La segunda está relacionada con los aspectos retributivos que en algunos países han sido incluso objeto de regulación legal, además de controversia política. Con cierta frecuencia, declaraciones políticas realizadas durante las campañas electorales prometen sueldos más bajos para los responsables políticos y especialmenteanuncian que ningún responsable de organismo público ingresará más que el presidente de la República o primer ministro.
La reflexión tiene que ver con la sistemática promesa o acción ejecutiva cuando asistimos a periodos de crisis económica, donde los responsables se reducen los salarios en un intento de mostrar solidaridad con la situación económica y social de los ciudadanos.
Habitualmente, con la excepción de Singapur, los sueldos públicos suelen ser más bajos que los establecidos en el ámbito privado para desempeños de alta dirección. Por tanto, la promesa suele ser incumplida o de imposible cumplimiento porque hay centenares de altos cargos especialmente los más relacionados con las áreas económicas, cuyas retribuciones doblan o triplican las del presidente. Si la comparación la realizamos con el sector privado no es extraño que la multiplicación nos produzca escalofrío.

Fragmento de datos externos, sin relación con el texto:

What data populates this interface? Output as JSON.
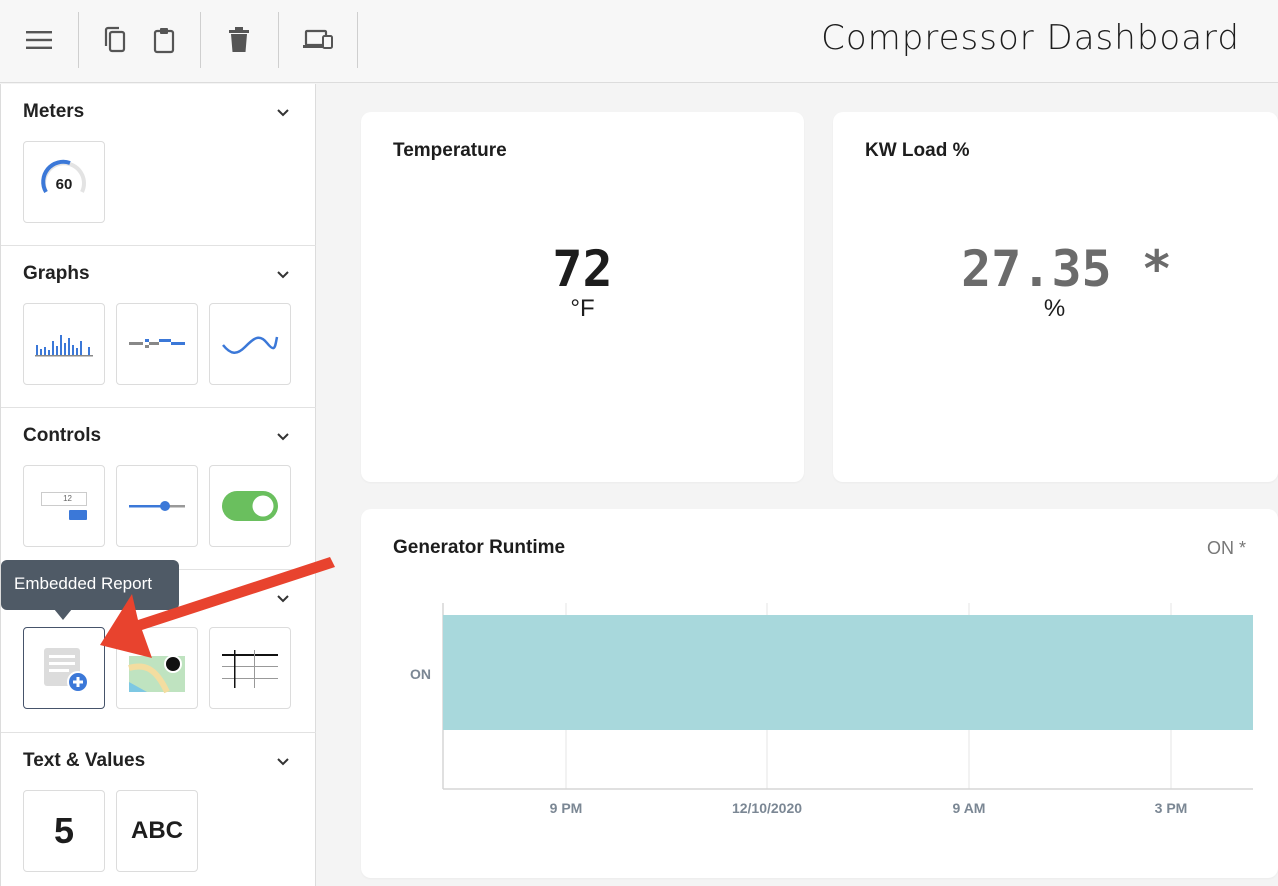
{
  "header": {
    "title": "Compressor Dashboard",
    "buttons": [
      {
        "icon": "menu-icon"
      },
      {
        "icon": "copy-icon"
      },
      {
        "icon": "paste-icon"
      },
      {
        "icon": "delete-icon"
      },
      {
        "icon": "devices-icon"
      }
    ]
  },
  "sidebar": {
    "meters": {
      "title": "Meters",
      "gauge_value": "60"
    },
    "graphs": {
      "title": "Graphs"
    },
    "controls": {
      "title": "Controls",
      "input_value": "12"
    },
    "reports": {
      "tooltip": "Embedded Report"
    },
    "text_values": {
      "title": "Text & Values",
      "number_sample": "5",
      "text_sample": "ABC"
    }
  },
  "cards": {
    "temperature": {
      "title": "Temperature",
      "value": "72",
      "unit": "°F"
    },
    "kw_load": {
      "title": "KW Load %",
      "value": "27.35 *",
      "unit": "%"
    },
    "runtime": {
      "title": "Generator Runtime",
      "status": "ON *"
    }
  },
  "chart_data": {
    "type": "timeline",
    "title": "Generator Runtime",
    "categories": [
      "ON"
    ],
    "x_tick_labels": [
      "9 PM",
      "12/10/2020",
      "9 AM",
      "3 PM"
    ],
    "series": [
      {
        "values": [
          {
            "state": "ON",
            "start": "start of range",
            "end": "end of range"
          }
        ]
      }
    ],
    "color": "#a8d8dc",
    "grid": true
  },
  "colors": {
    "accent_blue": "#3b78d8",
    "toggle_green": "#6abf5e",
    "arrow_red": "#e8432e",
    "tooltip_bg": "#4f5a66"
  }
}
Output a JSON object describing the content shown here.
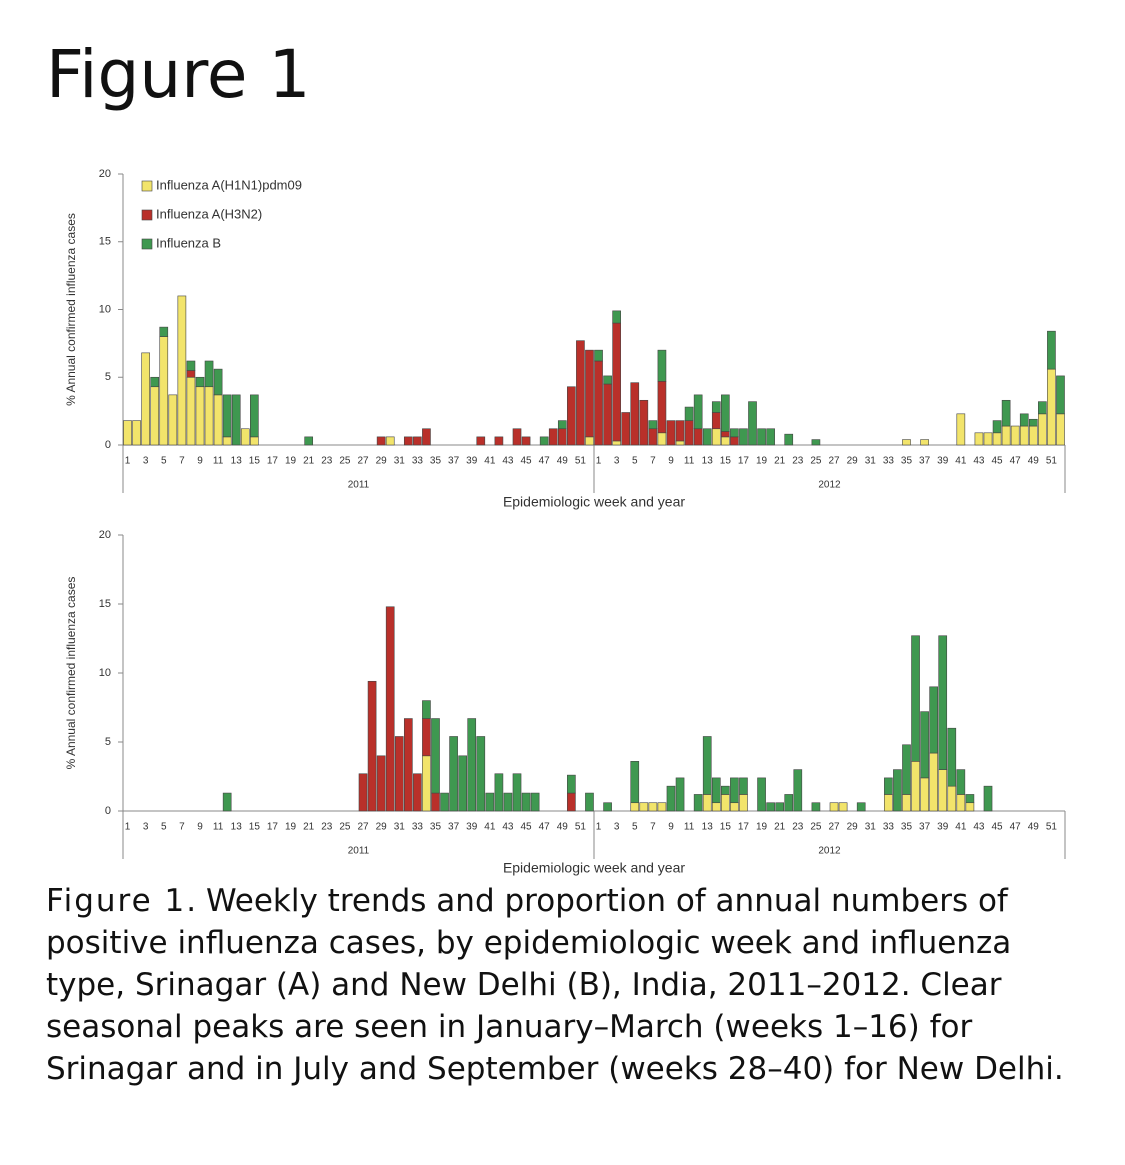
{
  "heading": "Figure 1",
  "caption": {
    "label": "Figure 1",
    "text": ". Weekly trends and proportion of annual numbers of positive influenza cases, by epidemiologic week and influenza type, Srinagar (A) and New Delhi (B), India, 2011–2012. Clear seasonal peaks are seen in January–March (weeks 1–16) for Srinagar and in July and September (weeks 28–40) for New Delhi."
  },
  "chart_data": [
    {
      "type": "stacked_bar",
      "x_label": "Epidemiologic week and year",
      "y_label": "% Annual confirmed influenza cases",
      "x_groups": [
        "2011",
        "2012"
      ],
      "categories": [
        "1",
        null,
        "3",
        null,
        "5",
        null,
        "7",
        null,
        "9",
        null,
        "11",
        null,
        "13",
        null,
        "15",
        null,
        "17",
        null,
        "19",
        null,
        "21",
        null,
        "23",
        null,
        "25",
        null,
        "27",
        null,
        "29",
        null,
        "31",
        null,
        "33",
        null,
        "35",
        null,
        "37",
        null,
        "39",
        null,
        "41",
        null,
        "43",
        null,
        "45",
        null,
        "47",
        null,
        "49",
        null,
        "51",
        null,
        "1",
        null,
        "3",
        null,
        "5",
        null,
        "7",
        null,
        "9",
        null,
        "11",
        null,
        "13",
        null,
        "15",
        null,
        "17",
        null,
        "19",
        null,
        "21",
        null,
        "23",
        null,
        "25",
        null,
        "27",
        null,
        "29",
        null,
        "31",
        null,
        "33",
        null,
        "35",
        null,
        "37",
        null,
        "39",
        null,
        "41",
        null,
        "43",
        null,
        "45",
        null,
        "47",
        null,
        "49",
        null,
        "51",
        null
      ],
      "ylim": [
        0,
        20
      ],
      "yticks": [
        0,
        5,
        10,
        15,
        20
      ],
      "legend": "top-left",
      "series": [
        {
          "name": "Influenza A(H1N1)pdm09",
          "color": "#f2e46b",
          "values": [
            1.8,
            1.8,
            6.8,
            4.3,
            8.0,
            3.7,
            11.0,
            5.0,
            4.3,
            4.3,
            3.7,
            0.6,
            0,
            1.2,
            0.6,
            0,
            0,
            0,
            0,
            0,
            0,
            0,
            0,
            0,
            0,
            0,
            0,
            0,
            0,
            0.6,
            0,
            0,
            0,
            0,
            0,
            0,
            0,
            0,
            0,
            0,
            0,
            0,
            0,
            0,
            0,
            0,
            0,
            0,
            0,
            0,
            0,
            0.6,
            0,
            0,
            0.3,
            0,
            0,
            0,
            0,
            0.9,
            0,
            0.3,
            0,
            0,
            0,
            1.2,
            0.6,
            0,
            0,
            0,
            0,
            0,
            0,
            0,
            0,
            0,
            0,
            0,
            0,
            0,
            0,
            0,
            0,
            0,
            0,
            0,
            0.4,
            0,
            0.4,
            0,
            0,
            0,
            2.3,
            0,
            0.9,
            0.9,
            0.9,
            1.4,
            1.4,
            1.4,
            1.4,
            2.3,
            5.6,
            2.3
          ]
        },
        {
          "name": "Influenza A(H3N2)",
          "color": "#b9302a",
          "values": [
            0,
            0,
            0,
            0,
            0,
            0,
            0,
            0.5,
            0,
            0,
            0,
            0,
            0,
            0,
            0,
            0,
            0,
            0,
            0,
            0,
            0,
            0,
            0,
            0,
            0,
            0,
            0,
            0,
            0.6,
            0,
            0,
            0.6,
            0.6,
            1.2,
            0,
            0,
            0,
            0,
            0,
            0.6,
            0,
            0.6,
            0,
            1.2,
            0.6,
            0,
            0,
            1.2,
            1.2,
            4.3,
            7.7,
            6.4,
            6.2,
            4.5,
            8.7,
            2.4,
            4.6,
            3.3,
            1.2,
            3.8,
            1.8,
            1.5,
            1.8,
            1.2,
            0,
            1.2,
            0.4,
            0.6,
            0,
            0,
            0,
            0,
            0,
            0,
            0,
            0,
            0,
            0,
            0,
            0,
            0,
            0,
            0,
            0,
            0,
            0,
            0,
            0,
            0,
            0,
            0,
            0,
            0,
            0,
            0,
            0,
            0,
            0,
            0,
            0,
            0,
            0,
            0,
            0
          ]
        },
        {
          "name": "Influenza B",
          "color": "#3f9850",
          "values": [
            0,
            0,
            0,
            0.7,
            0.7,
            0,
            0,
            0.7,
            0.7,
            1.9,
            1.9,
            3.1,
            3.7,
            0,
            3.1,
            0,
            0,
            0,
            0,
            0,
            0.6,
            0,
            0,
            0,
            0,
            0,
            0,
            0,
            0,
            0,
            0,
            0,
            0,
            0,
            0,
            0,
            0,
            0,
            0,
            0,
            0,
            0,
            0,
            0,
            0,
            0,
            0.6,
            0,
            0.6,
            0,
            0,
            0,
            0.8,
            0.6,
            0.9,
            0,
            0,
            0,
            0.6,
            2.3,
            0,
            0,
            1.0,
            2.5,
            1.2,
            0.8,
            2.7,
            0.6,
            1.2,
            3.2,
            1.2,
            1.2,
            0,
            0.8,
            0,
            0,
            0.4,
            0,
            0,
            0,
            0,
            0,
            0,
            0,
            0,
            0,
            0,
            0,
            0,
            0,
            0,
            0,
            0,
            0,
            0,
            0,
            0.9,
            1.9,
            0,
            0.9,
            0.5,
            0.9,
            2.8,
            2.8
          ]
        }
      ]
    },
    {
      "type": "stacked_bar",
      "x_label": "Epidemiologic week and year",
      "y_label": "% Annual confirmed influenza cases",
      "x_groups": [
        "2011",
        "2012"
      ],
      "categories": [
        "1",
        null,
        "3",
        null,
        "5",
        null,
        "7",
        null,
        "9",
        null,
        "11",
        null,
        "13",
        null,
        "15",
        null,
        "17",
        null,
        "19",
        null,
        "21",
        null,
        "23",
        null,
        "25",
        null,
        "27",
        null,
        "29",
        null,
        "31",
        null,
        "33",
        null,
        "35",
        null,
        "37",
        null,
        "39",
        null,
        "41",
        null,
        "43",
        null,
        "45",
        null,
        "47",
        null,
        "49",
        null,
        "51",
        null,
        "1",
        null,
        "3",
        null,
        "5",
        null,
        "7",
        null,
        "9",
        null,
        "11",
        null,
        "13",
        null,
        "15",
        null,
        "17",
        null,
        "19",
        null,
        "21",
        null,
        "23",
        null,
        "25",
        null,
        "27",
        null,
        "29",
        null,
        "31",
        null,
        "33",
        null,
        "35",
        null,
        "37",
        null,
        "39",
        null,
        "41",
        null,
        "43",
        null,
        "45",
        null,
        "47",
        null,
        "49",
        null,
        "51",
        null
      ],
      "ylim": [
        0,
        20
      ],
      "yticks": [
        0,
        5,
        10,
        15,
        20
      ],
      "series": [
        {
          "color": "#f2e46b",
          "values": [
            0,
            0,
            0,
            0,
            0,
            0,
            0,
            0,
            0,
            0,
            0,
            0,
            0,
            0,
            0,
            0,
            0,
            0,
            0,
            0,
            0,
            0,
            0,
            0,
            0,
            0,
            0,
            0,
            0,
            0,
            0,
            0,
            0,
            4.0,
            0,
            0,
            0,
            0,
            0,
            0,
            0,
            0,
            0,
            0,
            0,
            0,
            0,
            0,
            0,
            0,
            0,
            0,
            0,
            0,
            0,
            0,
            0.6,
            0.6,
            0.6,
            0.6,
            0,
            0,
            0,
            0,
            1.2,
            0.6,
            1.2,
            0.6,
            1.2,
            0,
            0,
            0,
            0,
            0,
            0,
            0,
            0,
            0,
            0.6,
            0.6,
            0,
            0,
            0,
            0,
            1.2,
            0,
            1.2,
            3.6,
            2.4,
            4.2,
            3.0,
            1.8,
            1.2,
            0.6,
            0,
            0,
            0,
            0,
            0,
            0,
            0,
            0,
            0,
            0
          ]
        },
        {
          "color": "#b9302a",
          "values": [
            0,
            0,
            0,
            0,
            0,
            0,
            0,
            0,
            0,
            0,
            0,
            0,
            0,
            0,
            0,
            0,
            0,
            0,
            0,
            0,
            0,
            0,
            0,
            0,
            0,
            0,
            2.7,
            9.4,
            4.0,
            14.8,
            5.4,
            6.7,
            2.7,
            2.7,
            1.3,
            0,
            0,
            0,
            0,
            0,
            0,
            0,
            0,
            0,
            0,
            0,
            0,
            0,
            0,
            1.3,
            0,
            0,
            0,
            0,
            0,
            0,
            0,
            0,
            0,
            0,
            0,
            0,
            0,
            0,
            0,
            0,
            0,
            0,
            0,
            0,
            0,
            0,
            0,
            0,
            0,
            0,
            0,
            0,
            0,
            0,
            0,
            0,
            0,
            0,
            0,
            0,
            0,
            0,
            0,
            0,
            0,
            0,
            0,
            0,
            0,
            0,
            0,
            0,
            0,
            0,
            0,
            0,
            0,
            0
          ]
        },
        {
          "color": "#3f9850",
          "values": [
            0,
            0,
            0,
            0,
            0,
            0,
            0,
            0,
            0,
            0,
            0,
            1.3,
            0,
            0,
            0,
            0,
            0,
            0,
            0,
            0,
            0,
            0,
            0,
            0,
            0,
            0,
            0,
            0,
            0,
            0,
            0,
            0,
            0,
            1.3,
            5.4,
            1.3,
            5.4,
            4.0,
            6.7,
            5.4,
            1.3,
            2.7,
            1.3,
            2.7,
            1.3,
            1.3,
            0,
            0,
            0,
            1.3,
            0,
            1.3,
            0,
            0.6,
            0,
            0,
            3.0,
            0,
            0,
            0,
            1.8,
            2.4,
            0,
            1.2,
            4.2,
            1.8,
            0.6,
            1.8,
            1.2,
            0,
            2.4,
            0.6,
            0.6,
            1.2,
            3.0,
            0,
            0.6,
            0,
            0,
            0,
            0,
            0.6,
            0,
            0,
            1.2,
            3.0,
            3.6,
            9.1,
            4.8,
            4.8,
            9.7,
            4.2,
            1.8,
            0.6,
            0,
            1.8,
            0,
            0,
            0,
            0,
            0,
            0,
            0,
            0
          ]
        }
      ]
    }
  ]
}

Cuando la situación mejora, cierto rubor, inexistente en el ámbito privado, impide mejorar sustancialmente la situación. Como García Pelayo escribió, los tecnócratas no carecen de ideología, pero en todo caso se mueven en el mercado profesional, uno de cuyos componentes esenciales es la retribución. En otras palabras, los gobiernos no pueden permitirse el lujo de no tener a los mejores en los puestos clave del funcionamiento del Estado, sean estos reclutados entre los administradores públicos o los expertos profesionales privados. Si la diferencia salarial es muy alta entre el sector privado y el público, cada vez será más difícil reclutar a los mejores, porque en muchos casos no será suficiente la vocación de servicio público.